Online - Opencl seems to help with many benchmarks showing improvements for complete image rendering compared to just CPU. But I don’t see times for individual actions like parametric masks. Likewise it seems in many cases Opencl is actually slower than CPU.
One of the main recommendations online is getting a suitable Opencl card with enough memory to fully store the processed raw… how to I work out the required amount? Or do I just assume that anything over a few GB is enough?
As I don’t have a chance to “try-before-you-buy” - looking for feedback before I commit. Any comments on experience appreciated.
I am unsure about parametric masks which have never really slowed my machines, but the diffuse or sharpen module really needs OpenCl for decent performance. Others may be able to add more weight to this.

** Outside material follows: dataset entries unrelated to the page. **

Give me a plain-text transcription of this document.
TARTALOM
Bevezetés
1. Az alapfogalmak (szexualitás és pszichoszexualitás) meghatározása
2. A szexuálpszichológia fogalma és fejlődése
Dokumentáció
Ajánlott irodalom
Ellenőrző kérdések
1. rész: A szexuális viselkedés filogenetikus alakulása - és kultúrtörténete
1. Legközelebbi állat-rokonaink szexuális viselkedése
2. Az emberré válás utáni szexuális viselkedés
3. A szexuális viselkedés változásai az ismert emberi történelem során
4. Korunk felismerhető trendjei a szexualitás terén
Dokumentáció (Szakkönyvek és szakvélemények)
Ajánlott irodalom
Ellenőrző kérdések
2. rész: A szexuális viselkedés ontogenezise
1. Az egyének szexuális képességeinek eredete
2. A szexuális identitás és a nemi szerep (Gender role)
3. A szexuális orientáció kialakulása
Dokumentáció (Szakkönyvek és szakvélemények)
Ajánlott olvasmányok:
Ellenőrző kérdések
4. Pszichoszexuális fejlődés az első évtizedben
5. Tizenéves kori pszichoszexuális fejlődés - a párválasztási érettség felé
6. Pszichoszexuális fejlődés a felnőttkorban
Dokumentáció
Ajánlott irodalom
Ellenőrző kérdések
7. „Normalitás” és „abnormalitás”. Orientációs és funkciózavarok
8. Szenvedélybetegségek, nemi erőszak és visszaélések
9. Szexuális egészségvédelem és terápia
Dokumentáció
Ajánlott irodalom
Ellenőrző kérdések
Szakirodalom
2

I don’t think opencl will help masking directly, but opencl will take a lot of load off your CPU and everything feels faster with it. If you’re getting a new system, I’d recommend at least 8 GB of ram on the GPU. I have a 4GB card and with 24Mpx files sometimes it still falls back to CPU and you can really tell.

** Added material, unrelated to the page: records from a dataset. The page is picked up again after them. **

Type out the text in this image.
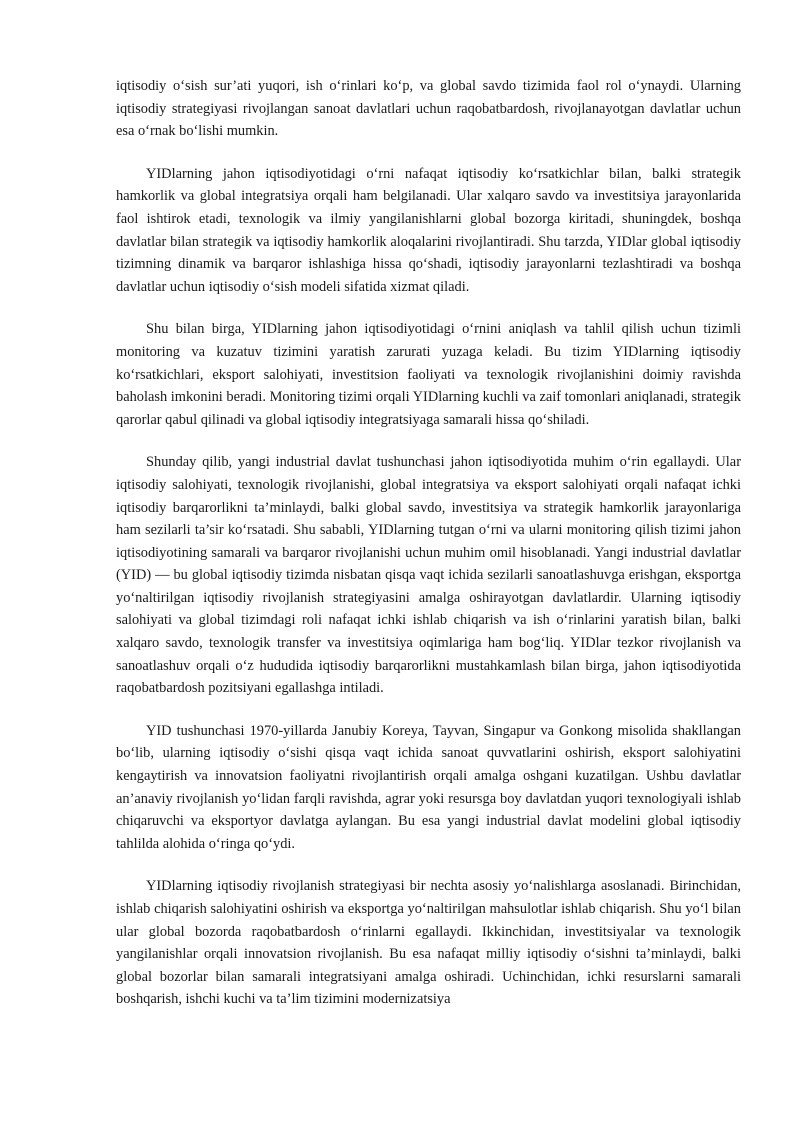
iqtisodiy o‘sish sur’ati yuqori, ish o‘rinlari ko‘p, va global savdo tizimida faol rol o‘ynaydi. Ularning iqtisodiy strategiyasi rivojlangan sanoat davlatlari uchun raqobatbardosh, rivojlanayotgan davlatlar uchun esa o‘rnak bo‘lishi mumkin.

YIDlarning jahon iqtisodiyotidagi o‘rni nafaqat iqtisodiy ko‘rsatkichlar bilan, balki strategik hamkorlik va global integratsiya orqali ham belgilanadi. Ular xalqaro savdo va investitsiya jarayonlarida faol ishtirok etadi, texnologik va ilmiy yangilanishlarni global bozorga kiritadi, shuningdek, boshqa davlatlar bilan strategik va iqtisodiy hamkorlik aloqalarini rivojlantiradi. Shu tarzda, YIDlar global iqtisodiy tizimning dinamik va barqaror ishlashiga hissa qo‘shadi, iqtisodiy jarayonlarni tezlashtiradi va boshqa davlatlar uchun iqtisodiy o‘sish modeli sifatida xizmat qiladi.

Shu bilan birga, YIDlarning jahon iqtisodiyotidagi o‘rnini aniqlash va tahlil qilish uchun tizimli monitoring va kuzatuv tizimini yaratish zarurati yuzaga keladi. Bu tizim YIDlarning iqtisodiy ko‘rsatkichlari, eksport salohiyati, investitsion faoliyati va texnologik rivojlanishini doimiy ravishda baholash imkonini beradi. Monitoring tizimi orqali YIDlarning kuchli va zaif tomonlari aniqlanadi, strategik qarorlar qabul qilinadi va global iqtisodiy integratsiyaga samarali hissa qo‘shiladi.

Shunday qilib, yangi industrial davlat tushunchasi jahon iqtisodiyotida muhim o‘rin egallaydi. Ular iqtisodiy salohiyati, texnologik rivojlanishi, global integratsiya va eksport salohiyati orqali nafaqat ichki iqtisodiy barqarorlikni ta’minlaydi, balki global savdo, investitsiya va strategik hamkorlik jarayonlariga ham sezilarli ta’sir ko‘rsatadi. Shu sababli, YIDlarning tutgan o‘rni va ularni monitoring qilish tizimi jahon iqtisodiyotining samarali va barqaror rivojlanishi uchun muhim omil hisoblanadi. Yangi industrial davlatlar (YID) — bu global iqtisodiy tizimda nisbatan qisqa vaqt ichida sezilarli sanoatlashuvga erishgan, eksportga yo‘naltirilgan iqtisodiy rivojlanish strategiyasini amalga oshirayotgan davlatlardir. Ularning iqtisodiy salohiyati va global tizimdagi roli nafaqat ichki ishlab chiqarish va ish o‘rinlarini yaratish bilan, balki xalqaro savdo, texnologik transfer va investitsiya oqimlariga ham bog‘liq. YIDlar tezkor rivojlanish va sanoatlashuv orqali o‘z hududida iqtisodiy barqarorlikni mustahkamlash bilan birga, jahon iqtisodiyotida raqobatbardosh pozitsiyani egallashga intiladi.

YID tushunchasi 1970-yillarda Janubiy Koreya, Tayvan, Singapur va Gonkong misolida shakllangan bo‘lib, ularning iqtisodiy o‘sishi qisqa vaqt ichida sanoat quvvatlarini oshirish, eksport salohiyatini kengaytirish va innovatsion faoliyatni rivojlantirish orqali amalga oshgani kuzatilgan. Ushbu davlatlar an’anaviy rivojlanish yo‘lidan farqli ravishda, agrar yoki resursga boy davlatdan yuqori texnologiyali ishlab chiqaruvchi va eksportyor davlatga aylangan. Bu esa yangi industrial davlat modelini global iqtisodiy tahlilda alohida o‘ringa qo‘ydi.

YIDlarning iqtisodiy rivojlanish strategiyasi bir nechta asosiy yo‘nalishlarga asoslanadi. Birinchidan, ishlab chiqarish salohiyatini oshirish va eksportga yo‘naltirilgan mahsulotlar ishlab chiqarish. Shu yo‘l bilan ular global bozorda raqobatbardosh o‘rinlarni egallaydi. Ikkinchidan, investitsiyalar va texnologik yangilanishlar orqali innovatsion rivojlanish. Bu esa nafaqat milliy iqtisodiy o‘sishni ta’minlaydi, balki global bozorlar bilan samarali integratsiyani amalga oshiradi. Uchinchidan, ichki resurslarni samarali boshqarish, ishchi kuchi va ta’lim tizimini modernizatsiya
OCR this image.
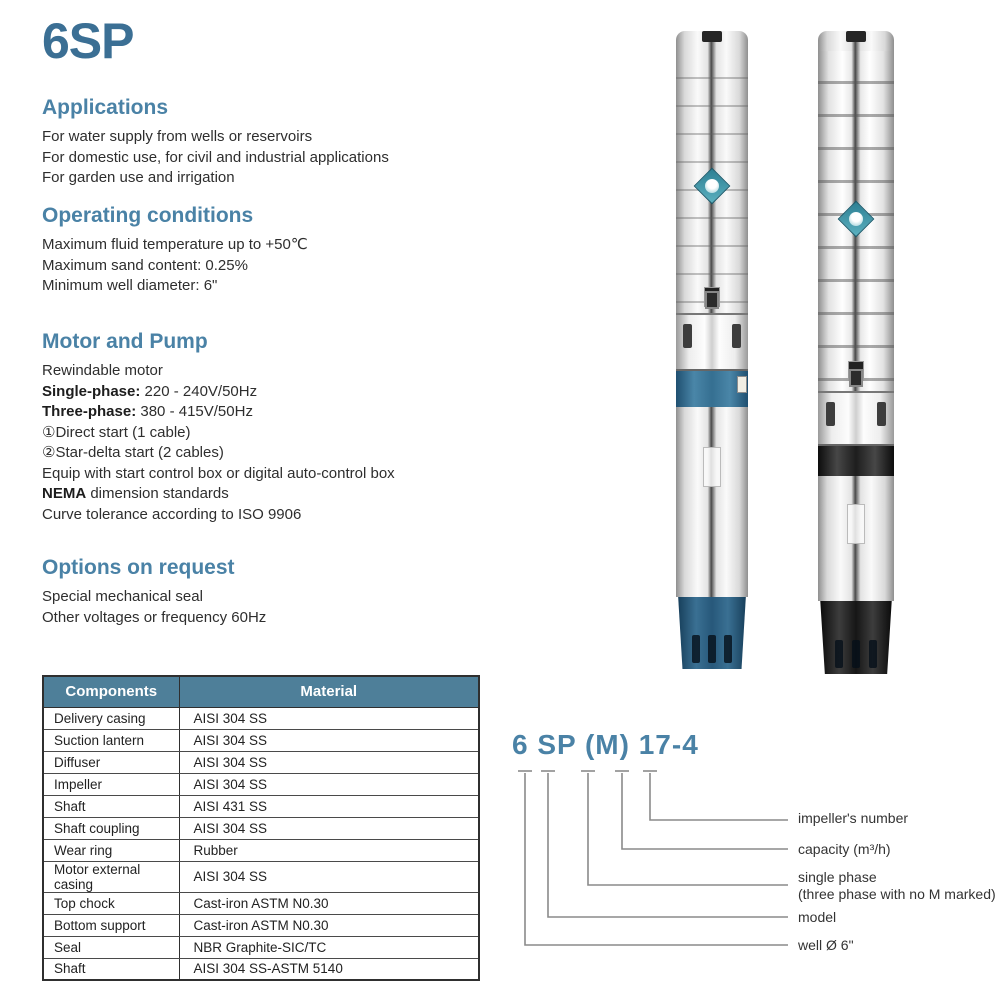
6SP
Applications
For water supply from wells or reservoirs
For domestic use, for civil and industrial applications
For garden use and irrigation
Operating conditions
Maximum fluid temperature up to +50℃
Maximum sand content: 0.25%
Minimum well diameter: 6"
Motor and Pump
Rewindable motor
Single-phase: 220 - 240V/50Hz
Three-phase: 380 - 415V/50Hz
①Direct start (1 cable)
②Star-delta start (2 cables)
Equip with start control box or digital auto-control box
NEMA dimension standards
Curve tolerance according to ISO 9906
Options on request
Special mechanical seal
Other voltages or frequency 60Hz
Components	Material
Delivery casing	AISI 304 SS
Suction lantern	AISI 304 SS
Diffuser	AISI 304 SS
Impeller	AISI 304 SS
Shaft	AISI 431 SS
Shaft coupling	AISI 304 SS
Wear ring	Rubber
Motor external casing	AISI 304 SS
Top chock	Cast-iron ASTM N0.30
Bottom support	Cast-iron ASTM N0.30
Seal	NBR Graphite-SIC/TC
Shaft	AISI 304 SS-ASTM 5140
6 SP (M) 17-4
impeller's number
capacity (m³/h)
single phase
(three phase with no M marked)
model
well Ø 6"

Doesn’t every change to a parametric mask trigger a reprocessing of the complete pipline? I would guess opencl should therefore have a pleasant impact on working with masks.
changing a parametric mask results in changing something in the image using the module the mask is applied. So the input for subsequent modules in the pipe changes and they need to be reprocessed
What I can tell you is that until 2021 I used a machine with Core2 Duo CPU, 4 GB RAM – and an NVidia 1060 card with 6 GB memory that I still have today. The GPU meant a huge difference, keeping darktable usable on that ancient computer. Even today, with the Ryzen 5 5600X CPU, the modest GPU often brings a 5x speed-up when compared to the CPU.
So it seems that even though opencl may not directly affect or improve parametric mask setting speed. Because a parametric mask relies on the previous module processing stack - it will have an influence. Anecdotal evidence suggests that - that alone has a significant impact on usefulness.
From anecdotal evidence for 24Mpx raw images any video card with RAM greater than 6GB seems to be OK.
Again - thanks for everyone’s input - much appreciated.
Not all cards are created equally and beyond that maybe often overlooked is the OS support and driver… bad driver can really mess things up… so you can’t just go by the amount of ram on the card… also many cards have the same amount of Ram but much faster so there are lots of elements to consider for a card selection…
Likely fine if you are running Win OS but for Linux I can’t say… drivers for video cards and opencl seem a bit less straightforward but I also don’t have too much experience dealing with drivers in Linux so take it with a grain of salt…
And there are different types so all part of that lots of elements. I am not sure to what extent cuda cores vs tensor cores vs rt cores contribute to processing in DT.
Warning acknowledged - I’ll have to do some googling and try to make a decision.
At home I only run Linux - it does seem to be a corner case to use Linux & opencl for darktable/blender/Davinci Resolve etc… I’ve found some step-by-step instructions for opencl on Linux for blender or Davinci Resolve so I’m happy that with a opencl card that is now one-to-two years old there is probably a reasonable chance to get it working - but I appreciate that it probably won’t be plug-n-play.
It would appear the only way is to test-it-&-see… unfortunately.